I made it through that winter isolation by inviting a lot of people over to visit, hosting some groups in the house (including a GYSD group for creative people), and doing various creative projects. But it wasn’t easy.
As soon as the weather warmed up slightly, Eric dragged an old lawn chair to our front lawn, where I’d sit in the sunshine, as happy as the first crocus of spring. In May, we got Sophie running again- and all through the summer I was incredibly happy on the little Sophie Rides I’d take.
And so last week when the snow again fell, I felt myself marooned by fear of what the coming next several months might look like. I’m not a person who enjoys being trapped in my home.
So I made a few decisions. The first decision is to push Sophie’s limits as much as I can. I’m going to keep driving her for as long as absolutely possible this winter (at least until the weather dips below minus 15 and/ or the snow builds too high up to navigate safely, or it gets too icy). I am hoping this results in maybe just three or four months of parking Sophie this year instead of eight months like last year.
So far, Sophie has done exceptionally well in the snow and freezing temperatures. I’ve enjoyed some special rides over the past week, including some night time rides that made me reminisce of open air sleigh rides my family would take each Christmas season long ago when I was a child. (Most of the photos on this blog post have been taken during my snowy Sophie rides of the past week).
Because I also know that there is going to come a day this winter when Sophie again gets parked in the garage, I cherish this time to be outside enjoying the winter even more.

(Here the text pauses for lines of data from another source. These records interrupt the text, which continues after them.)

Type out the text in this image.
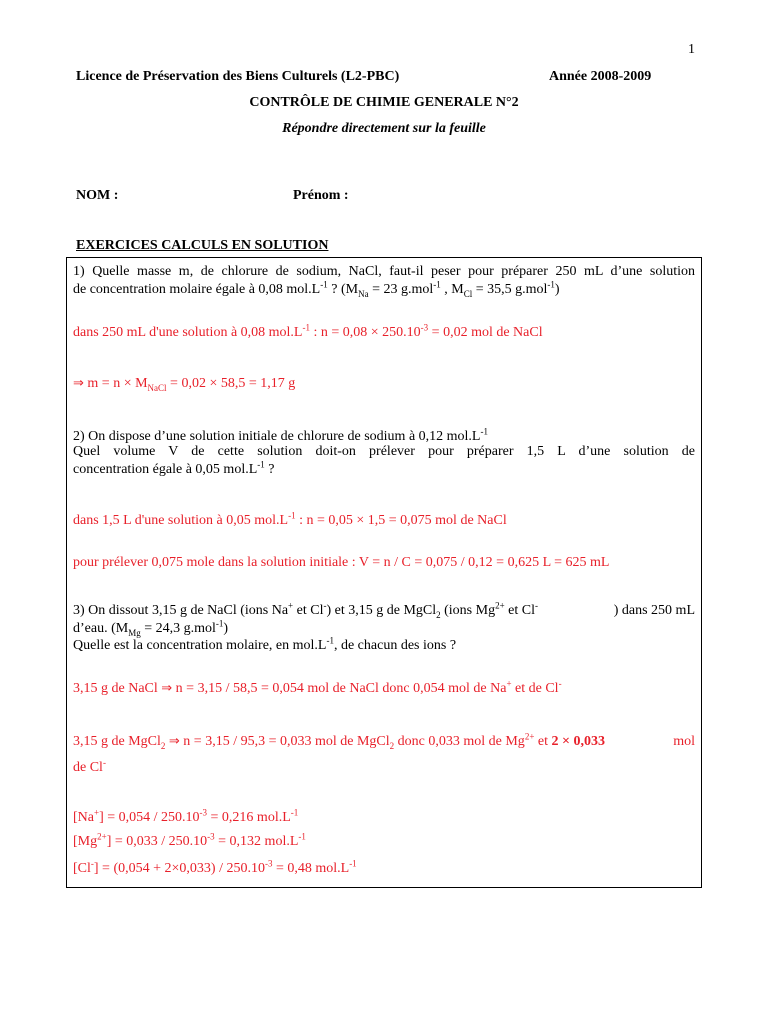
1
Licence de Préservation des Biens Culturels (L2-PBC)	Année 2008-2009
CONTRÔLE DE CHIMIE GENERALE N°2
Répondre directement sur la feuille
NOM :	Prénom :
EXERCICES CALCULS EN SOLUTION
1) Quelle masse m, de chlorure de sodium, NaCl, faut-il peser pour préparer 250 mL d’une solution
de concentration molaire égale à 0,08 $mol.L^{-1}$ ? ($M_{Na} = 23$ g.mol$^{-1}$ , $M_{Cl} = 35,5$ g.mol$^{-1}$)
dans 250 mL d'une solution à 0,08 $mol.L^{-1}$ : $n = 0,08 \times 250.10^{-3} = 0,02$ mol de NaCl
⇒ $m = n \times M_{NaCl} = 0,02 \times 58,5 = 1,17$ g
2) On dispose d’une solution initiale de chlorure de sodium à 0,12 $mol.L^{-1}$
Quel volume V de cette solution doit-on prélever pour préparer 1,5 L d’une solution de
concentration égale à 0,05 $mol.L^{-1}$ ?
dans 1,5 L d'une solution à 0,05 $mol.L^{-1}$ : n = 0,05 × 1,5 = 0,075 mol de NaCl
pour prélever 0,075 mole dans la solution initiale : V = n / C = 0,075 / 0,12 = 0,625 L = 625 mL
3) On dissout 3,15 g de NaCl (ions Na+ et Cl-) et 3,15 g de MgCl$_2$ (ions $Mg^{2+}$ et Cl-	) dans 250 mL
d’eau. ($M_{Mg} = 24,3$ g.mol$^{-1}$)
Quelle est la concentration molaire, en $mol.L^{-1}$, de chacun des ions ?
3,15 g de NaCl ⇒ n = 3,15 / 58,5 = 0,054 mol de NaCl donc 0,054 mol de Na+ et de Cl-
3,15 g de MgCl$_2$ ⇒ n = 3,15 / 95,3 = 0,033 mol de MgCl$_2$ donc 0,033 mol de $Mg^{2+}$ et 2 × 0,033	mol
de Cl-
$[Na^+] = 0,054 / 250.10^{-3} = 0,216$ $mol.L^{-1}$
$[Mg^{2+}] = 0,033 / 250.10^{-3} = 0,132$ $mol.L^{-1}$
$[Cl^-] = (0,054 + 2\times 0,033) / 250.10^{-3} = 0,48$ $mol.L^{-1}$
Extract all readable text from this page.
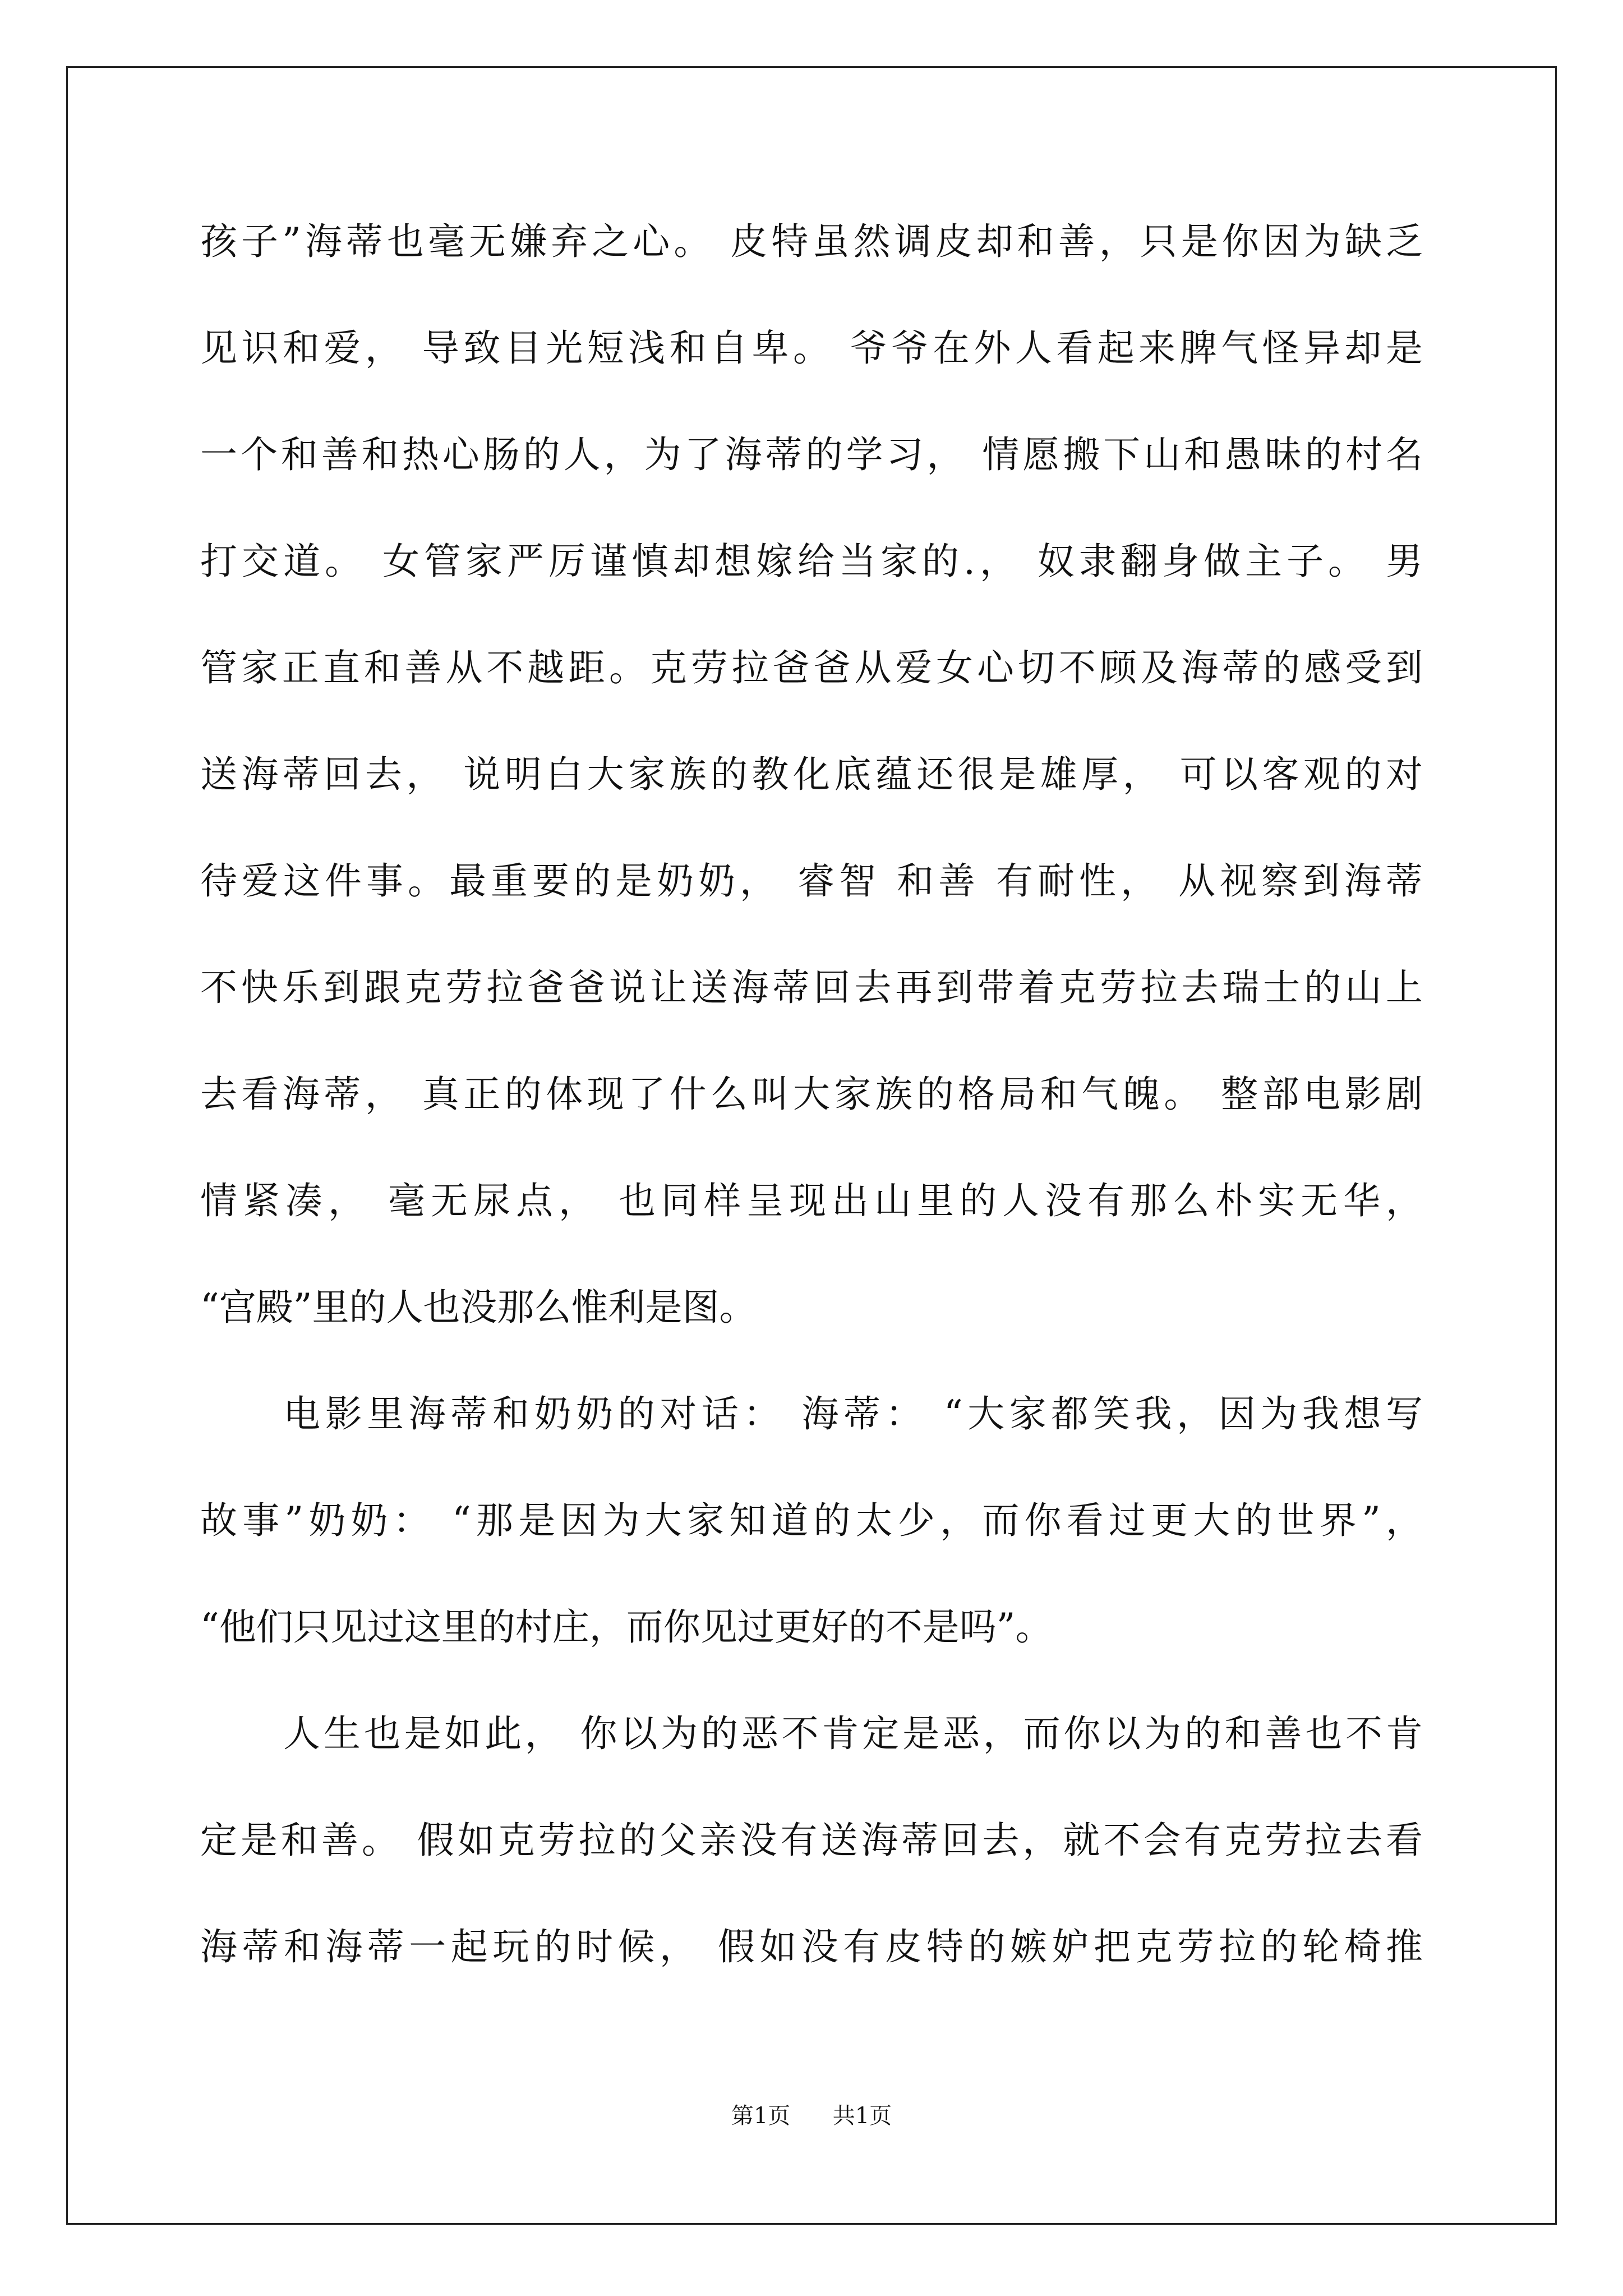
孩子”海蒂也毫无嫌弃之心。 皮特虽然调皮却和善，只是你因为缺乏
见识和爱， 导致目光短浅和自卑。 爷爷在外人看起来脾气怪异却是
一个和善和热心肠的人，为了海蒂的学习， 情愿搬下山和愚昧的村名
打交道。 女管家严厉谨慎却想嫁给当家的.， 奴隶翻身做主子。 男
管家正直和善从不越距。克劳拉爸爸从爱女心切不顾及海蒂的感受到
送海蒂回去， 说明白大家族的教化底蕴还很是雄厚， 可以客观的对
待爱这件事。最重要的是奶奶， 睿智 和善 有耐性， 从视察到海蒂
不快乐到跟克劳拉爸爸说让送海蒂回去再到带着克劳拉去瑞士的山上
去看海蒂， 真正的体现了什么叫大家族的格局和气魄。 整部电影剧
情紧凑， 毫无尿点， 也同样呈现出山里的人没有那么朴实无华，
“宫殿”里的人也没那么惟利是图。
电影里海蒂和奶奶的对话： 海蒂： “大家都笑我，因为我想写
故事”奶奶： “那是因为大家知道的太少，而你看过更大的世界”，
“他们只见过这里的村庄，而你见过更好的不是吗”。
人生也是如此， 你以为的恶不肯定是恶，而你以为的和善也不肯
定是和善。 假如克劳拉的父亲没有送海蒂回去，就不会有克劳拉去看
海蒂和海蒂一起玩的时候， 假如没有皮特的嫉妒把克劳拉的轮椅推
第1页 共1页
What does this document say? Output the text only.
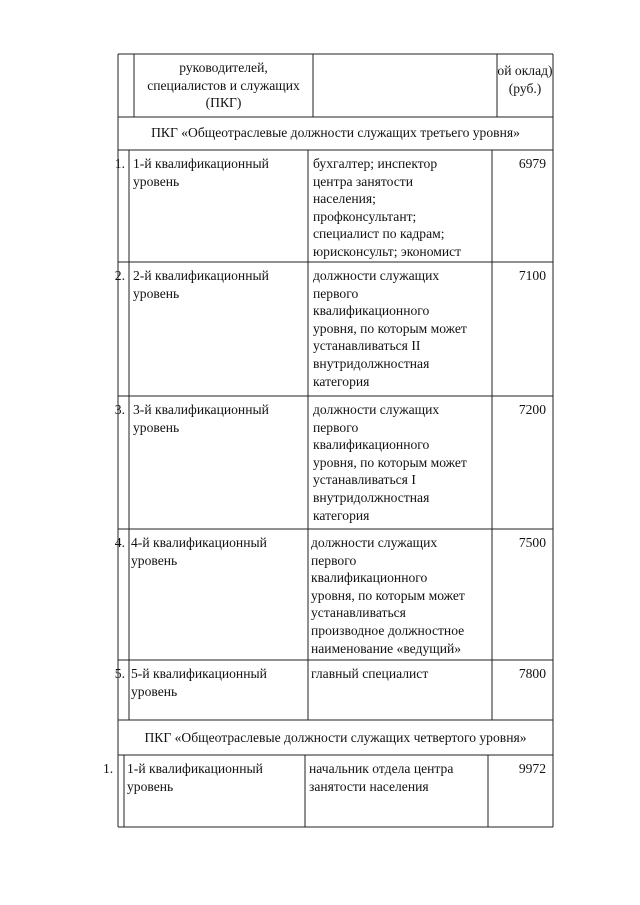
руководителей,
специалистов и служащих
(ПКГ)
ой оклад)
(руб.)
ПКГ «Общеотраслевые должности служащих третьего уровня»
1. 1-й квалификационный
уровень
бухгалтер; инспектор
центра занятости
населения;
профконсультант;
специалист по кадрам;
юрисконсульт; экономист
6979
2. 2-й квалификационный
уровень
должности служащих
первого
квалификационного
уровня, по которым может
устанавливаться II
внутридолжностная
категория
7100
3. 3-й квалификационный
уровень
должности служащих
первого
квалификационного
уровня, по которым может
устанавливаться I
внутридолжностная
категория
7200
4. 4-й квалификационный
уровень
должности служащих
первого
квалификационного
уровня, по которым может
устанавливаться
производное должностное
наименование «ведущий»
7500
5. 5-й квалификационный
уровень
главный специалист	7800
ПКГ «Общеотраслевые должности служащих четвертого уровня»
1.	1-й квалификационный
уровень
начальник отдела центра
занятости населения
9972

But even more importantly, I’ve made the decision to remember a powerful lesson my situation has taught me. This is that joy and peace can be separate from the circumstances of one’s life. If we can choose to embrace a spirit of peace and joy in our hearts, then we can live fully no matter what we are facing in our lives. However, if we tie our joy and our peace to things that can change- such as our health, careers/ education, life circumstances, people or relationships, or the material items we possess- then our joy and peace will be tenuous, always open to fluctuation.
When we open our souls to embrace peace no matter what our days bring, it is like cracking open a nondescript rock and finding the most beautiful gleaming gem inside. To live a life of peace is an incredible gift, one to be cherished.
And so, this winter I’m choosing to embrace peace.